I’m in Chicago for about 36 hours at the invitation of Daniel Drezner and Henry Farrell. They’re a pair of smart academics who wrote one of the more useful articles on blogs to appear thus far, which was featured in Foreign Policy magazine. They’ve convened a small meeting of academics who are studying blogs from the perspective of political science, and they’ve invited a few of us who aren’t explicitly political scientists to join the fun.

I’m so new to the world of academia that I didn’t realize that a talk at an academic conference meant that I was expected to come with a formal paper in hand. (You know, the kind with footnotes, rather than the way I generally write on this blog.) So I’ve been spending the last several days writing up small bits of research I’ve done here and there into a coherent document about bridgeblogs. After a round of criticism at the conference, I’ll post a draft here and ask for your feedback. And I’ll try to post a couple of pieces about experiments I’ve been working through to answer questions about the size and nature of blog communities outside the US.

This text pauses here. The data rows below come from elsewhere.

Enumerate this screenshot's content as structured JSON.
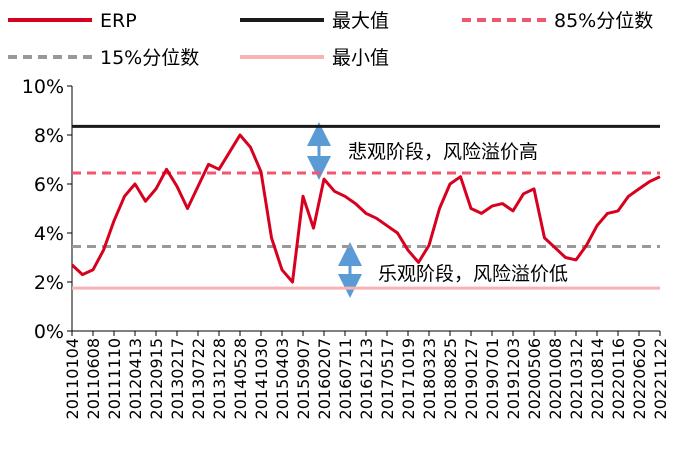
{
  "chart_data": {
    "type": "line",
    "categories": [
      "20110104",
      null,
      "20110608",
      null,
      "20111110",
      null,
      "20120413",
      null,
      "20120915",
      null,
      "20130217",
      null,
      "20130722",
      null,
      "20131228",
      null,
      "20140528",
      null,
      "20141030",
      null,
      "20150403",
      null,
      "20150907",
      null,
      "20160207",
      null,
      "20160711",
      null,
      "20161213",
      null,
      "20170517",
      null,
      "20171019",
      null,
      "20180323",
      null,
      "20180825",
      null,
      "20190127",
      null,
      "20190701",
      null,
      "20191203",
      null,
      "20200506",
      null,
      "20201008",
      null,
      "20210312",
      null,
      "20210814",
      null,
      "20220116",
      null,
      "20220620",
      null,
      "20221122"
    ],
    "series": [
      {
        "name": "ERP",
        "color": "#d7001f",
        "values": [
          2.7,
          2.3,
          2.5,
          3.3,
          4.5,
          5.5,
          6.0,
          5.3,
          5.8,
          6.6,
          5.9,
          5.0,
          5.9,
          6.8,
          6.6,
          7.3,
          8.0,
          7.5,
          6.5,
          3.8,
          2.5,
          2.0,
          5.5,
          4.2,
          6.2,
          5.7,
          5.5,
          5.2,
          4.8,
          4.6,
          4.3,
          4.0,
          3.3,
          2.8,
          3.5,
          5.0,
          6.0,
          6.3,
          5.0,
          4.8,
          5.1,
          5.2,
          4.9,
          5.6,
          5.8,
          3.8,
          3.4,
          3.0,
          2.9,
          3.5,
          4.3,
          4.8,
          4.9,
          5.5,
          5.8,
          6.1,
          6.3
        ]
      }
    ],
    "reference_lines": [
      {
        "name": "最大值",
        "color": "#1a1a1a",
        "value": 8.35,
        "dashed": false
      },
      {
        "name": "85%分位数",
        "color": "#f0566e",
        "value": 6.45,
        "dashed": true
      },
      {
        "name": "15%分位数",
        "color": "#999999",
        "value": 3.45,
        "dashed": true
      },
      {
        "name": "最小值",
        "color": "#f7b3b3",
        "value": 1.75,
        "dashed": false
      }
    ],
    "annotations": [
      "悲观阶段，风险溢价高",
      "乐观阶段，风险溢价低"
    ],
    "ylim": [
      0,
      10
    ],
    "yticks": [
      {
        "value": 0,
        "label": "0%"
      },
      {
        "value": 2,
        "label": "2%"
      },
      {
        "value": 4,
        "label": "4%"
      },
      {
        "value": 6,
        "label": "6%"
      },
      {
        "value": 8,
        "label": "8%"
      },
      {
        "value": 10,
        "label": "10%"
      }
    ]
  }
}
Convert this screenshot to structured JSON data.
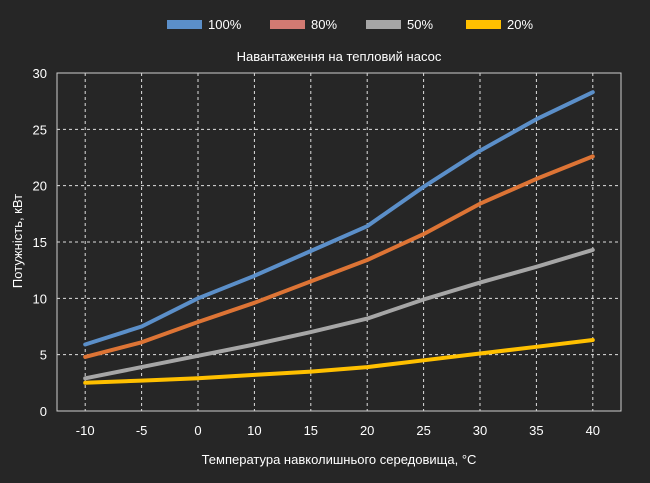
{
  "chart_data": {
    "type": "line",
    "title": "Навантаження на тепловий насос",
    "xlabel": "Температура навколишнього середовища, °C",
    "ylabel": "Потужність, кВт",
    "x": [
      -10,
      -5,
      0,
      10,
      15,
      20,
      25,
      30,
      35,
      40
    ],
    "x_tick_labels": [
      "-10",
      "-5",
      "0",
      "10",
      "15",
      "20",
      "25",
      "30",
      "35",
      "40"
    ],
    "y_ticks": [
      0,
      5,
      10,
      15,
      20,
      25,
      30
    ],
    "ylim": [
      0,
      30
    ],
    "grid": true,
    "legend_position": "top",
    "series": [
      {
        "name": "100%",
        "color": "#5b8fc9",
        "values": [
          5.9,
          7.5,
          10.0,
          12.0,
          14.2,
          16.4,
          19.9,
          23.1,
          25.9,
          28.3
        ]
      },
      {
        "name": "80%",
        "color": "#dd7435",
        "legend_color": "#d27a72",
        "values": [
          4.8,
          6.1,
          7.9,
          9.6,
          11.5,
          13.4,
          15.7,
          18.4,
          20.6,
          22.6
        ]
      },
      {
        "name": "50%",
        "color": "#a6a6a6",
        "values": [
          2.9,
          3.9,
          4.9,
          5.9,
          7.0,
          8.2,
          9.9,
          11.4,
          12.8,
          14.3
        ]
      },
      {
        "name": "20%",
        "color": "#ffc000",
        "values": [
          2.5,
          2.7,
          2.9,
          3.2,
          3.5,
          3.9,
          4.5,
          5.1,
          5.7,
          6.3
        ]
      }
    ]
  }
}
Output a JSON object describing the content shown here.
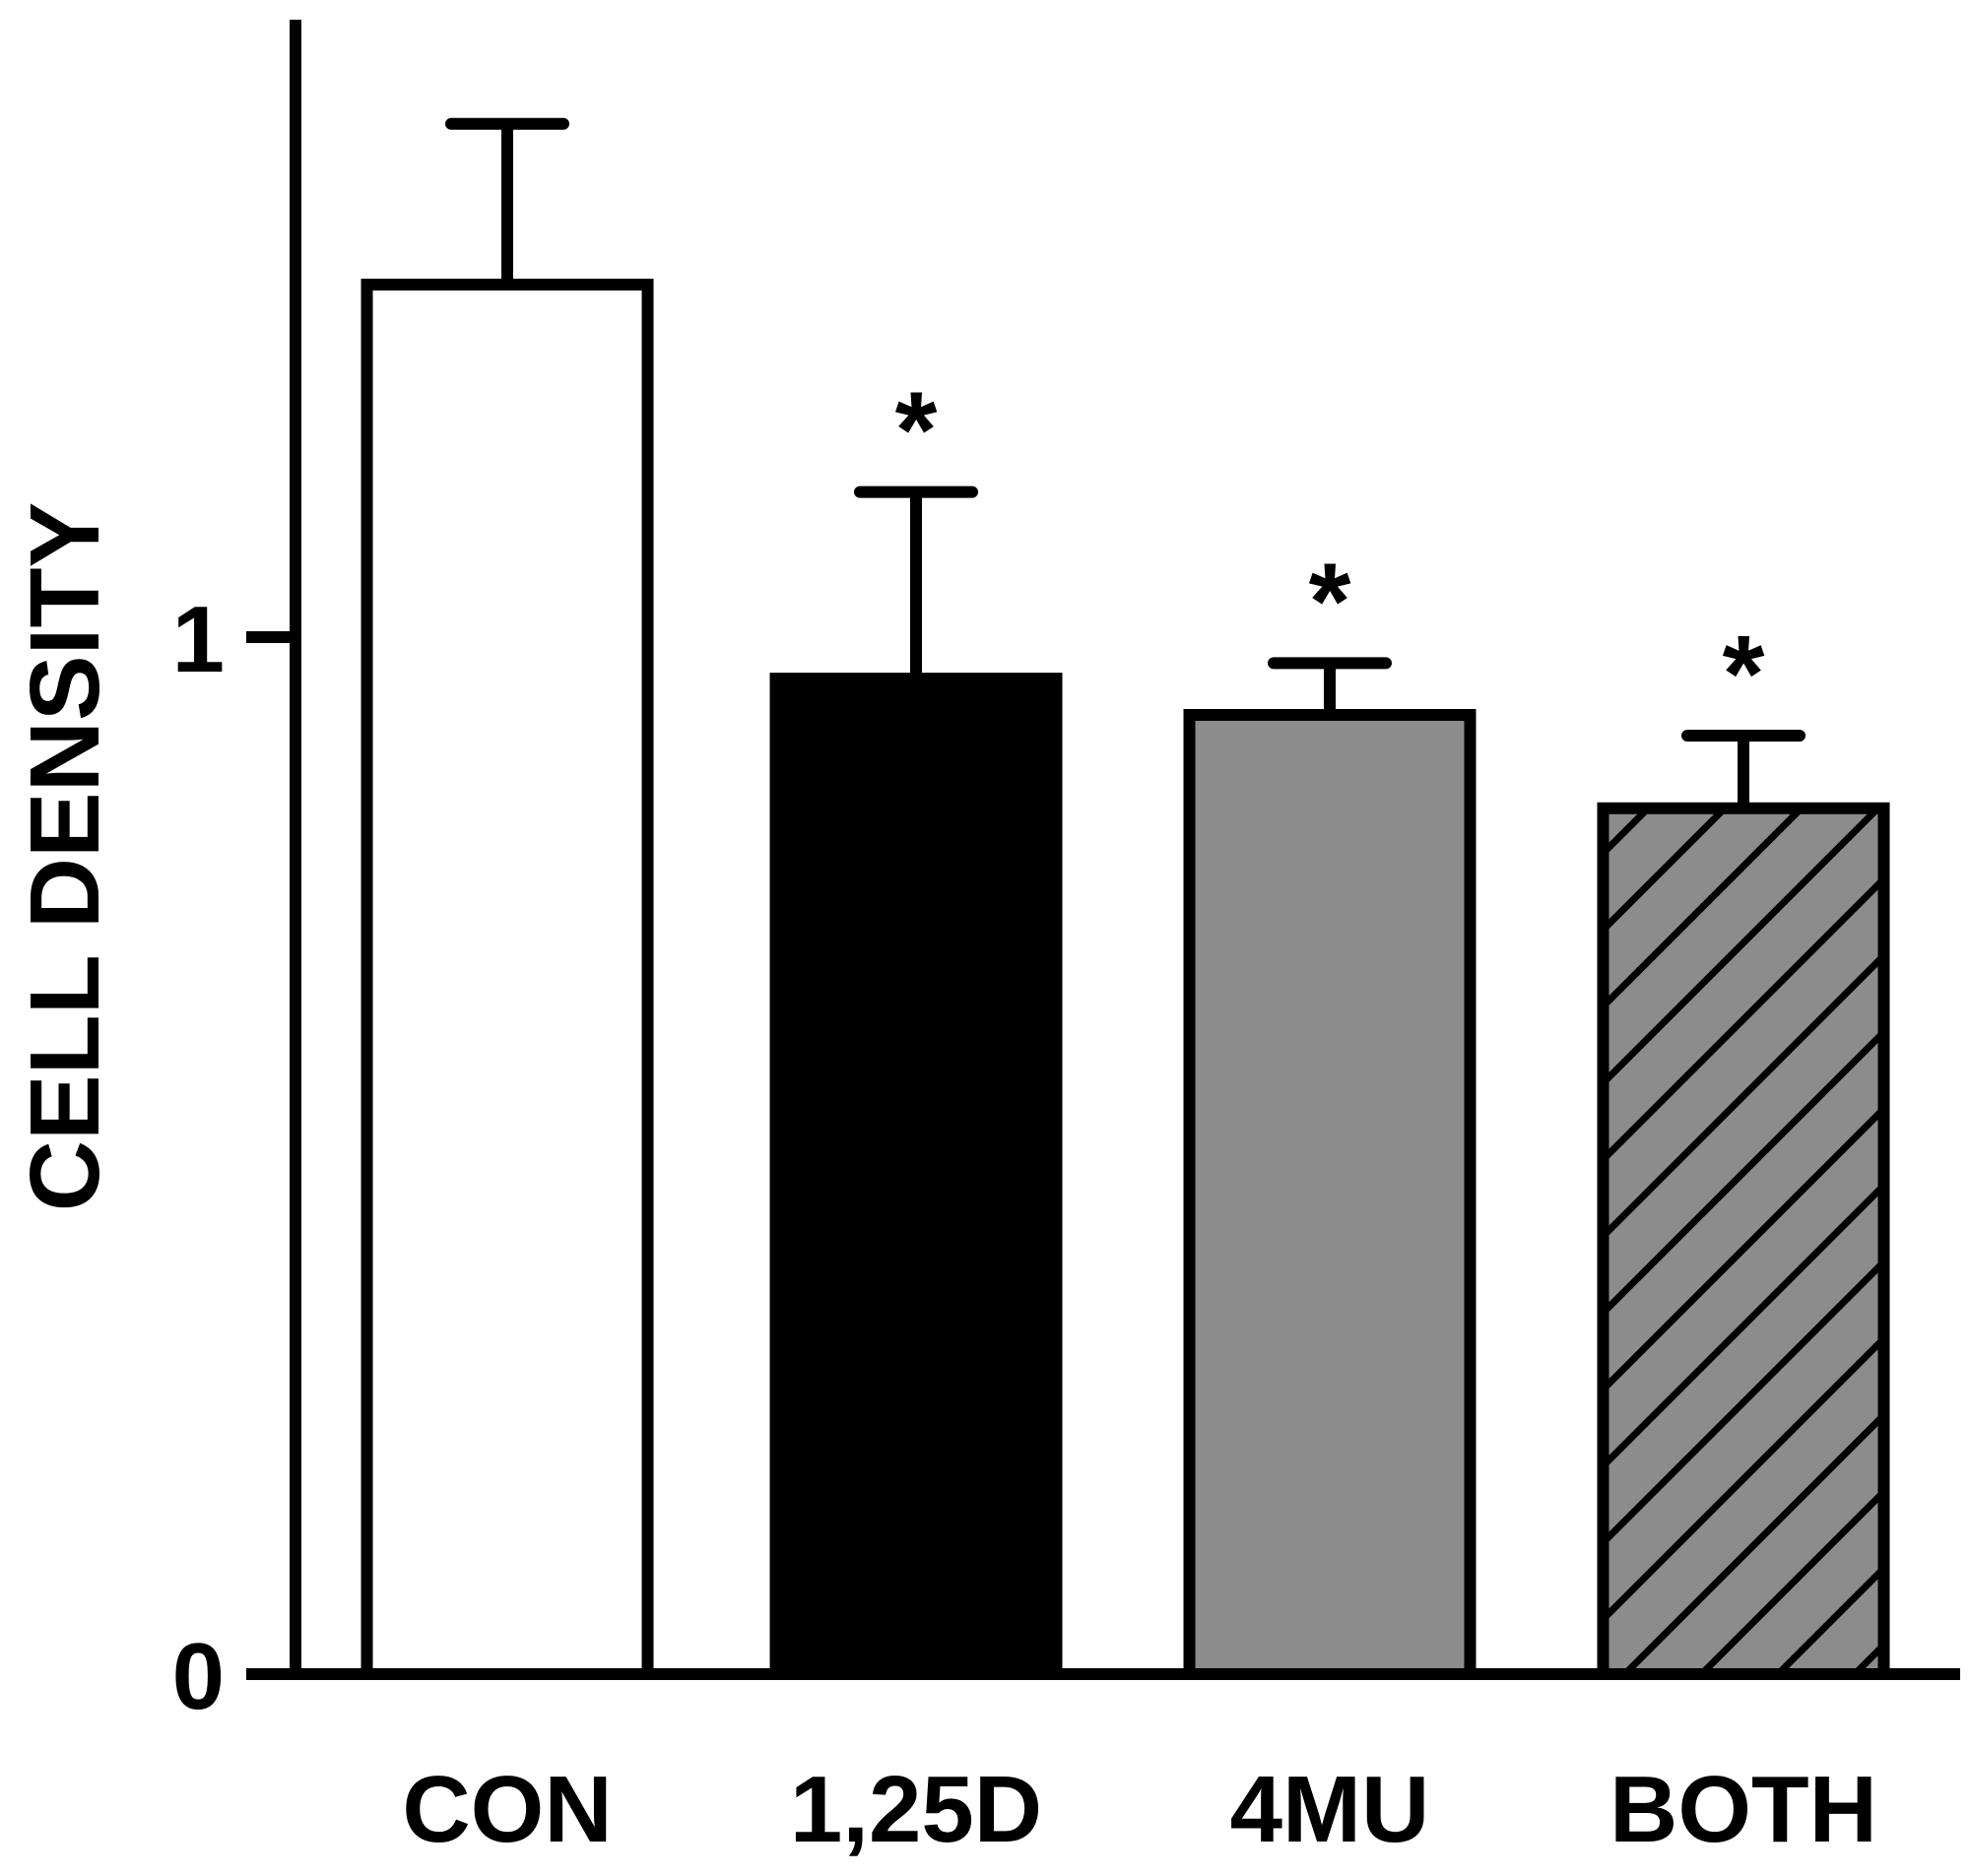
{
  "chart_data": {
    "type": "bar",
    "ylabel": "CELL DENSITY",
    "ylim": [
      0,
      1.55
    ],
    "yticks": [
      {
        "value": 0,
        "label": "0"
      },
      {
        "value": 1,
        "label": "1"
      }
    ],
    "categories": [
      "CON",
      "1,25D",
      "4MU",
      "BOTH"
    ],
    "values": [
      1.34,
      0.96,
      0.925,
      0.835
    ],
    "errors": [
      0.155,
      0.18,
      0.05,
      0.07
    ],
    "significance": [
      "",
      "*",
      "*",
      "*"
    ],
    "fills": [
      "#ffffff",
      "#000000",
      "#8c8c8c",
      "hatched-gray"
    ],
    "colors": {
      "axis": "#000000",
      "outline": "#000000",
      "gray": "#8c8c8c"
    }
  }
}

In the course of writing this paper, I found myself thinking a great deal about blogging communities that explicitly try to reach audiences in other countries. It’s pretty clear to me that many of the middle eastern bloggers I read regularly are self-consciously writing for audiences in North America and Europe, hoping to challenge stereotypes about their nations, the Arab world, and Muslims as a whole. Ahmad Humeid of 60east says as much in an interview we did for Global Voices. My friend Haitham Sabbah builds projects like NoToTerrorism.com to demonstrate that the majority of Arabs are as horrified by terrorism as most Americans are. And Mahmood Al-Yousif, on the “about” page of his blog, Mahmood’s Den, says the following:

Now I try to dispel the image that Muslims and Arabs suffer from – mostly by our own doing I have to say – in the rest of the world. I am no missionary and don’t want to be. I run several internet websites that are geared to do just that, create a better understanding that we’re not all nuts hell-bent on world destruction.

In the spirit of dispelling understandable, but incorrect, images people across the world have of us, I felt compelled to react to a statement recently made by the Governor of my home state, Massachusetts. Governor Mitt Romney, in a speech to the conservative Heritage Foundation, suggested that US authorities consider putting wiretaps in mosques.

As my friend David Weinberger points out, some Americans made need to replace the word “mosque” with “church” to see how absurd and offensive a suggestion this is.

In the spirit of some of the bridgebloggers mentioned above, allow me to state the following very clearly:

– I didn’t vote for this jackass. I voted against him, and I’m sorry I didn’t work harder to prevent him from being elected.
– Many people in our state were surprised that Romney turned out to be as conservative as he’s proven to be. Many more are disappointed that he’s chosen to use our state as a platform to campaign for the presidency, taking stances strongly contrary to stances held by most state residents.
– I do not believe that terrrorists speak for Islam. I do not believe that Islam is a violent faith. I believe that the vast majority of Muslims want to live peacefully with members of all other faiths, much as the vast majority of Christians, Jews, Hindus, Buddhists and others do.
– I do not believe that indiscriminate wiretapping of sacred places makes anyone safer. I believe that any erosion of constitutional freedoms in attempting to prevent terrorist attack is a mistake.
– I’m sorry that this statement will be used to justify further suspicion of American motives, values and goals. Mitt Romney’s not speaking for me.